With the finger indicator dot for 150 miliseconds while fixating the start position on the screen until the target appears and they hear a beep sound. Then, instruct the participant to move both their eyes and finger tips quickly and accurately to the designated target as they hear the beep sound. Ask the participant to touch the table top location at the position of the virtual target as displayed on the screen by lifting the hand and finger and reconnecting the finger and tabletop.
Results indicated that stroke participants made initial saccades significantly earlier in both less affected and more affected sides, comparing to healthy control participants. There were no significant differences between control reach onsets and less affected or more affected reach onsets in stroke patients. Healthy controls, in 90%of trials, made a single saccade and sustained fixation at the target until they completed the reach.

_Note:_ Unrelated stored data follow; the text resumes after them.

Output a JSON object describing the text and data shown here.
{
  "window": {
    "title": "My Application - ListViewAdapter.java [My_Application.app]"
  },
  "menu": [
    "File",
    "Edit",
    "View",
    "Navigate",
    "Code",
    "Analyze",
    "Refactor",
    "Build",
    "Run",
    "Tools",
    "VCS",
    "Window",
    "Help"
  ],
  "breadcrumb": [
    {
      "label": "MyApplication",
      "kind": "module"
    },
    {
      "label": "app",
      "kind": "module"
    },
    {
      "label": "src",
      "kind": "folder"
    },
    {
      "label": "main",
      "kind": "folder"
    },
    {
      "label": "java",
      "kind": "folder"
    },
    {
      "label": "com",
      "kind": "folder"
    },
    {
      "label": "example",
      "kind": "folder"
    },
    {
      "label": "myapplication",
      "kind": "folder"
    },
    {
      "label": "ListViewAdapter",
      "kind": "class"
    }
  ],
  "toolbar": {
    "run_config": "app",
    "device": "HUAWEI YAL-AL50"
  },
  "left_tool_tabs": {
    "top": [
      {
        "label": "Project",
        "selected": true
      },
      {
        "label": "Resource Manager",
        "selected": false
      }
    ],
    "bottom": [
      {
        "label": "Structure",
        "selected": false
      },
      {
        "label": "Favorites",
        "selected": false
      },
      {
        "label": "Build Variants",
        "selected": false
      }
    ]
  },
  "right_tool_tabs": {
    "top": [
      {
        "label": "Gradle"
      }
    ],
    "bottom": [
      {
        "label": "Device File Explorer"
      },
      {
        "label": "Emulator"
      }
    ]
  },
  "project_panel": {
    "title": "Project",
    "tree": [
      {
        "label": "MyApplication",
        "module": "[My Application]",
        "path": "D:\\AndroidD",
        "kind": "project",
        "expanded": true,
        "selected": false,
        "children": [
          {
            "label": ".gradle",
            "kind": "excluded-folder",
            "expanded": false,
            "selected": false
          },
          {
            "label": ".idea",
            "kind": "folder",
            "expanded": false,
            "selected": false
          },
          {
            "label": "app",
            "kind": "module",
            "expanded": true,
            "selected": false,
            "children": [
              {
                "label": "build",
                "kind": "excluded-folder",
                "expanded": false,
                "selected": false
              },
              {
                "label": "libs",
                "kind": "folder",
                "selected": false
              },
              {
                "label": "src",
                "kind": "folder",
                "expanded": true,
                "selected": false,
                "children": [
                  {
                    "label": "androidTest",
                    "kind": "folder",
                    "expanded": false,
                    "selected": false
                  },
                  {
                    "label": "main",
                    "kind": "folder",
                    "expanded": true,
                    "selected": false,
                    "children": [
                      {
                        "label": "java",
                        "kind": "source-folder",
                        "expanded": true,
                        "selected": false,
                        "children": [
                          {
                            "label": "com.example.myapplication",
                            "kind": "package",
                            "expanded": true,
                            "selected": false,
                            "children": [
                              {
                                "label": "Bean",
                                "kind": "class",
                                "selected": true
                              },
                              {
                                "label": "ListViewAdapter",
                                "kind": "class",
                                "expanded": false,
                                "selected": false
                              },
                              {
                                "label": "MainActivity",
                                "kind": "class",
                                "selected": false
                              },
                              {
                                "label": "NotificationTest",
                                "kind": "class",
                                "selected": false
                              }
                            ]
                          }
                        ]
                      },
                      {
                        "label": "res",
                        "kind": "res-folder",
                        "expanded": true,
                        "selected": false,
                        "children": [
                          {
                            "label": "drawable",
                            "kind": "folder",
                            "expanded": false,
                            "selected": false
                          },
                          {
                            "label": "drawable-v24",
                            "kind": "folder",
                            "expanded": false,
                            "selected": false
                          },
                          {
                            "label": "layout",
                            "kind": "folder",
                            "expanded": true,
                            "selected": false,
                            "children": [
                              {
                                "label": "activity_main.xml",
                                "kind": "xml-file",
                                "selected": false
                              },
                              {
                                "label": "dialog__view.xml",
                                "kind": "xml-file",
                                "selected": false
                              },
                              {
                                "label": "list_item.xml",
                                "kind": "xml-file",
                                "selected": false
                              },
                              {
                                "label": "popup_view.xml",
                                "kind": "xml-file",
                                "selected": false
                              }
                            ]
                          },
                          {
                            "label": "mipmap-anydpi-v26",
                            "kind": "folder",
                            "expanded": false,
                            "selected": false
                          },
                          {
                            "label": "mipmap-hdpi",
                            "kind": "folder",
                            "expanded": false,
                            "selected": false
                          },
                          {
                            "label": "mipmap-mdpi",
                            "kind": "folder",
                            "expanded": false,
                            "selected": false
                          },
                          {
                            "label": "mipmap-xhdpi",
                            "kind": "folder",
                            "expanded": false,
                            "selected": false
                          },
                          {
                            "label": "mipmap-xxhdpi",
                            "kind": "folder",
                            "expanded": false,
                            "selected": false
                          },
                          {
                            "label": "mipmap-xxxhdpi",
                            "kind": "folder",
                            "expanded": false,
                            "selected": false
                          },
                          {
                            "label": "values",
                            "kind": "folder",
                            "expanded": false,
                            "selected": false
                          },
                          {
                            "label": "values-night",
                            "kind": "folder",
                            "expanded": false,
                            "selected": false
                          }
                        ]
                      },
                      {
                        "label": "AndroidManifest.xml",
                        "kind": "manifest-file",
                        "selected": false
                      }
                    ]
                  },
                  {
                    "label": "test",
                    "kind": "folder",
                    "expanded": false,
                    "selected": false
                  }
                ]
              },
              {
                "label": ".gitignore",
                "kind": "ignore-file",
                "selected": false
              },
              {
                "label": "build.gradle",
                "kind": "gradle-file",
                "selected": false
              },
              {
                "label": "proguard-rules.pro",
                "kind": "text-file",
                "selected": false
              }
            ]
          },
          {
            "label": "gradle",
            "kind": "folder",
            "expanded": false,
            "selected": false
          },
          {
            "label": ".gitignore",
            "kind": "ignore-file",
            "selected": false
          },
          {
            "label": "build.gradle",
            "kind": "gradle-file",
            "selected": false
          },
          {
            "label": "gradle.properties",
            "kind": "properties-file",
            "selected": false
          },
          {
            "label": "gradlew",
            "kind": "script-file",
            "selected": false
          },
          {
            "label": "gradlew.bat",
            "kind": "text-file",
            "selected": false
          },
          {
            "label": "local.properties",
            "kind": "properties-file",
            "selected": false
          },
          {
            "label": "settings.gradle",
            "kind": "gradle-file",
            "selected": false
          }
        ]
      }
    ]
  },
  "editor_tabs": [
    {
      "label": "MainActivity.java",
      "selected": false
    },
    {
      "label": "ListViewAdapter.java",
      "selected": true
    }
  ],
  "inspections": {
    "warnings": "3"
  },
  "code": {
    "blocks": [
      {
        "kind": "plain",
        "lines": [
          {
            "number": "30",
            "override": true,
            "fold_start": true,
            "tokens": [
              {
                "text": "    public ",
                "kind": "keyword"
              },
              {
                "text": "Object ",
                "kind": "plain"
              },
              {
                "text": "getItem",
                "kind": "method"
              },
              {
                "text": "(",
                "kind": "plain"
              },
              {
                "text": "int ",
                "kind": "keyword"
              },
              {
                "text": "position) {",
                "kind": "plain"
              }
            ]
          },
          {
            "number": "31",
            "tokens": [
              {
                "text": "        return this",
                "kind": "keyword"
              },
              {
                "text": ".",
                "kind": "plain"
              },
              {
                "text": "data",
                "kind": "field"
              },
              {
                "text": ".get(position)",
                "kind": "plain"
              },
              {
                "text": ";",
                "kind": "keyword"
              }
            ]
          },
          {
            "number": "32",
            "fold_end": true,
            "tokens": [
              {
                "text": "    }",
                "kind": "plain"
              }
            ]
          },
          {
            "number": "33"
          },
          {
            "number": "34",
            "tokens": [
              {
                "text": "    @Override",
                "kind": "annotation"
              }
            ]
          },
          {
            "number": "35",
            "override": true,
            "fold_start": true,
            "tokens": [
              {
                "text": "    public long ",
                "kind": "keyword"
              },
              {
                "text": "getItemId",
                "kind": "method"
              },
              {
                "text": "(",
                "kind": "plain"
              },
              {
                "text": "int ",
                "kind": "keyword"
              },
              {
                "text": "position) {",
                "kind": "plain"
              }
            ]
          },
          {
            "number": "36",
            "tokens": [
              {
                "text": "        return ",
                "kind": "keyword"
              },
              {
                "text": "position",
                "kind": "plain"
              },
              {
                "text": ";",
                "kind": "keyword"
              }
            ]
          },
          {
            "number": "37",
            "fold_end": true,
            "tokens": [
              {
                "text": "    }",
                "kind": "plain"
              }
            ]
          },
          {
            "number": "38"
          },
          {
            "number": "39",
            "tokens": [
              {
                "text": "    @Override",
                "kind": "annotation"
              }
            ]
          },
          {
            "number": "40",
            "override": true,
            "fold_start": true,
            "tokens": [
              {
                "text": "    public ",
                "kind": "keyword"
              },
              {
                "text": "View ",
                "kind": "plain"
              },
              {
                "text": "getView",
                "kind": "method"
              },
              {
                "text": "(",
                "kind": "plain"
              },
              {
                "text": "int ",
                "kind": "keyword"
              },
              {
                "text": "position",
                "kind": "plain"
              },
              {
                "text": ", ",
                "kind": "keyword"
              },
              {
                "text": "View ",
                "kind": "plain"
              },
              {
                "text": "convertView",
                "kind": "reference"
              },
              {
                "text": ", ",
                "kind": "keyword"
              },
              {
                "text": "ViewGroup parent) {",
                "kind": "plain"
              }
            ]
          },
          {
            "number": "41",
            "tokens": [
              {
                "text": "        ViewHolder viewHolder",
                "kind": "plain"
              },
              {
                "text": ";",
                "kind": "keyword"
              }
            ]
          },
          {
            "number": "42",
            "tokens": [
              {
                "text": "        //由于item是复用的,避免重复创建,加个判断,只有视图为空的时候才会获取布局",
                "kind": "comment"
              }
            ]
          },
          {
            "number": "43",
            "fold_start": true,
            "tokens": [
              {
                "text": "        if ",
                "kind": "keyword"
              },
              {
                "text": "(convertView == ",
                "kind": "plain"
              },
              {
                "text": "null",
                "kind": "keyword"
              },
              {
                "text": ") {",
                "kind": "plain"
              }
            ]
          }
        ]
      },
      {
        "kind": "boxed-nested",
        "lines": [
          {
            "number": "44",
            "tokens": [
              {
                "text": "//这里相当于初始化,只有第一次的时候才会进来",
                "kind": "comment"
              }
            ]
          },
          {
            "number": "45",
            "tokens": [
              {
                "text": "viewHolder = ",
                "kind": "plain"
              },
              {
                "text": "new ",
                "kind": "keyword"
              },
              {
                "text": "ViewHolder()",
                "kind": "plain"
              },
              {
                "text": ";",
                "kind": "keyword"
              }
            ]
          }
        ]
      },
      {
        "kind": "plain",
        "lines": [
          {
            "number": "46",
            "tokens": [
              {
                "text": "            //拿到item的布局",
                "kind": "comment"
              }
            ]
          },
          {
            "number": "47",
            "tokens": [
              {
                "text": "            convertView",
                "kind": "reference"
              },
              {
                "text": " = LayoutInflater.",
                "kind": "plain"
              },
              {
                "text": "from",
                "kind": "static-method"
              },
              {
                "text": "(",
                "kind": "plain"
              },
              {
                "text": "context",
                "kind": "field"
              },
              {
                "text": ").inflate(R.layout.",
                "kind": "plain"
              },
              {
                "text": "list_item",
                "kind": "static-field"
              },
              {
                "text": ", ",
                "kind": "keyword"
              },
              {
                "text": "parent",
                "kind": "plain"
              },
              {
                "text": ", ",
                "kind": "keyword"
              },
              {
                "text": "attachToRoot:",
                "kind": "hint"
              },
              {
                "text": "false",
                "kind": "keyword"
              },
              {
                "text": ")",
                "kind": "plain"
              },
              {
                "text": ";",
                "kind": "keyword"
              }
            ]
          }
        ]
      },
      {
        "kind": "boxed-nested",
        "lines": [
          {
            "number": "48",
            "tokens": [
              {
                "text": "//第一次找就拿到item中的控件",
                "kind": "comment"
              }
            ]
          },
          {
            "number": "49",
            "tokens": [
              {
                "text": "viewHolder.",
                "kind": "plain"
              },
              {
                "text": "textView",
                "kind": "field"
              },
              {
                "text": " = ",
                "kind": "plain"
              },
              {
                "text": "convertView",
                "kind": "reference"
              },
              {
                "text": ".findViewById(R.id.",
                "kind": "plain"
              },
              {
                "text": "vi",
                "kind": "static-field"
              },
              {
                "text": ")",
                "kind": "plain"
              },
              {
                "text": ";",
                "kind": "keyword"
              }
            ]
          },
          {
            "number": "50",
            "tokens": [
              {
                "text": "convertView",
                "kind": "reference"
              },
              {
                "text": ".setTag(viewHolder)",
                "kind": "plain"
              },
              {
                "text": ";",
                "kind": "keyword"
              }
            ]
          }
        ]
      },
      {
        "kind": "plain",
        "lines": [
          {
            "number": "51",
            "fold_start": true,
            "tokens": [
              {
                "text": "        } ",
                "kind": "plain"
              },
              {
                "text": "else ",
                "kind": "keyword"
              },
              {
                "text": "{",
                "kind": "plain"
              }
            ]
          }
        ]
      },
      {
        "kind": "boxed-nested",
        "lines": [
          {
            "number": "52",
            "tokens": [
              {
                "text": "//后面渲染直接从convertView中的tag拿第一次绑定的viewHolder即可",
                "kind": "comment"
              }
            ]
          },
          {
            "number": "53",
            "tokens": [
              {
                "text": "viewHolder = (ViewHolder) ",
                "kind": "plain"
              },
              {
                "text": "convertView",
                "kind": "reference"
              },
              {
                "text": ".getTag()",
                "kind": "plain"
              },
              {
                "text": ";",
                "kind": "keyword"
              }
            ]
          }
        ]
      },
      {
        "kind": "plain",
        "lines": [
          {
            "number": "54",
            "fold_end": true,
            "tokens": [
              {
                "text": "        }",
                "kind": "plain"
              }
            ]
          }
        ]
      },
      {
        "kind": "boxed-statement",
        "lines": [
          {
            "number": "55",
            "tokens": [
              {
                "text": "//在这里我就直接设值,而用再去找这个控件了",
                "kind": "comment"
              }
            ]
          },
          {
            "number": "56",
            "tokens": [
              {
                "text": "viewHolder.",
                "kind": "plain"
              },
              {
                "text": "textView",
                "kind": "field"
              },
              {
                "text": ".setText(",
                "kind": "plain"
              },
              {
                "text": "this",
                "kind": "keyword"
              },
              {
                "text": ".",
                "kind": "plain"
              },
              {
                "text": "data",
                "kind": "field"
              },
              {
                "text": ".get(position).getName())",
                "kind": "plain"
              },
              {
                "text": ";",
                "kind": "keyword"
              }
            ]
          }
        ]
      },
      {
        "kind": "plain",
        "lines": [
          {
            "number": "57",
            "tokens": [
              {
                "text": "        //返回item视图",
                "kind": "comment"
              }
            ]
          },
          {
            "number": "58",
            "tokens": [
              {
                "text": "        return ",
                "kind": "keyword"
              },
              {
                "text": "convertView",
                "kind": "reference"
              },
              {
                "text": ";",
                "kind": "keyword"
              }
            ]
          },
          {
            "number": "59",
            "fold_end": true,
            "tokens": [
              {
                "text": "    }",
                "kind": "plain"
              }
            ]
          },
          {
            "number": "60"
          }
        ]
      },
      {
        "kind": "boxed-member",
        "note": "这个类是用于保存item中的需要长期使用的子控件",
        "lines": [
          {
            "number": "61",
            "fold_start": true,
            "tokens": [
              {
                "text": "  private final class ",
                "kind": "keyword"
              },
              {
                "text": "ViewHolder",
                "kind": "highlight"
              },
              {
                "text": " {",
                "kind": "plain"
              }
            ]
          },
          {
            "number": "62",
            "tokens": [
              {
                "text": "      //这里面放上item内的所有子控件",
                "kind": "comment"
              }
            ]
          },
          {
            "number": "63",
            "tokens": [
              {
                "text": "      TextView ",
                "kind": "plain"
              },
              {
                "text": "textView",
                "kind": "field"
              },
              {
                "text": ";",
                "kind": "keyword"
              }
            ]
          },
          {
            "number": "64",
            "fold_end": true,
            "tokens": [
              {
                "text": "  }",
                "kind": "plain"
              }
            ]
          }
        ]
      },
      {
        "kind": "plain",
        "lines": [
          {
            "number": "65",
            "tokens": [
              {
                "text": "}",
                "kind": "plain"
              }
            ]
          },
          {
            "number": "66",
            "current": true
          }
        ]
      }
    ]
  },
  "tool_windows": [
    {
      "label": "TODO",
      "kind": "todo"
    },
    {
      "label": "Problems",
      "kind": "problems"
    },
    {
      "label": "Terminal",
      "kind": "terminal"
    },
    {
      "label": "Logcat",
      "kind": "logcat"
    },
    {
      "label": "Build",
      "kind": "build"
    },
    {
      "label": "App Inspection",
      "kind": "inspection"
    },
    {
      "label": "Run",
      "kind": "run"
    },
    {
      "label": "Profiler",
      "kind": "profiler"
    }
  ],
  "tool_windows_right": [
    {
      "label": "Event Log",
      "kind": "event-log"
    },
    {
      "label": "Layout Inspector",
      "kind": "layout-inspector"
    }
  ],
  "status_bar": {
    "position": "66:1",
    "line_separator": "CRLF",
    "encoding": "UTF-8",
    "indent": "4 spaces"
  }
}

In sharp contrast, this pattern was generated in 50%of trials for those with stroke and the remainder made multiple saccades. Lastly, stroke participants had increased reach errors in both less affected and more affected hands, relative to healthy controls. Along with the increase in reach errors, saccade end point errors increased greatly.
The 9-hole peg test and box and blocks tests, are functional assessments that can be leveraged for correlational analysis. Characterizing deficits in eye and hand movement control and the reciprocal compensation or recovery in response to these impairments, is an area rife with scientific opportunity. Once further described, eye-hand coordination, incoordination, or coordination impairment, will be capable of shedding light on novel applications and motivating future studies, translating mechanistic insight into clinical knowledge.
This motion tracker works with an electromagnetic source so necessary precautions should be taken in pregnant subjects or in subjects with implants that contain electronics, such as pacemakers.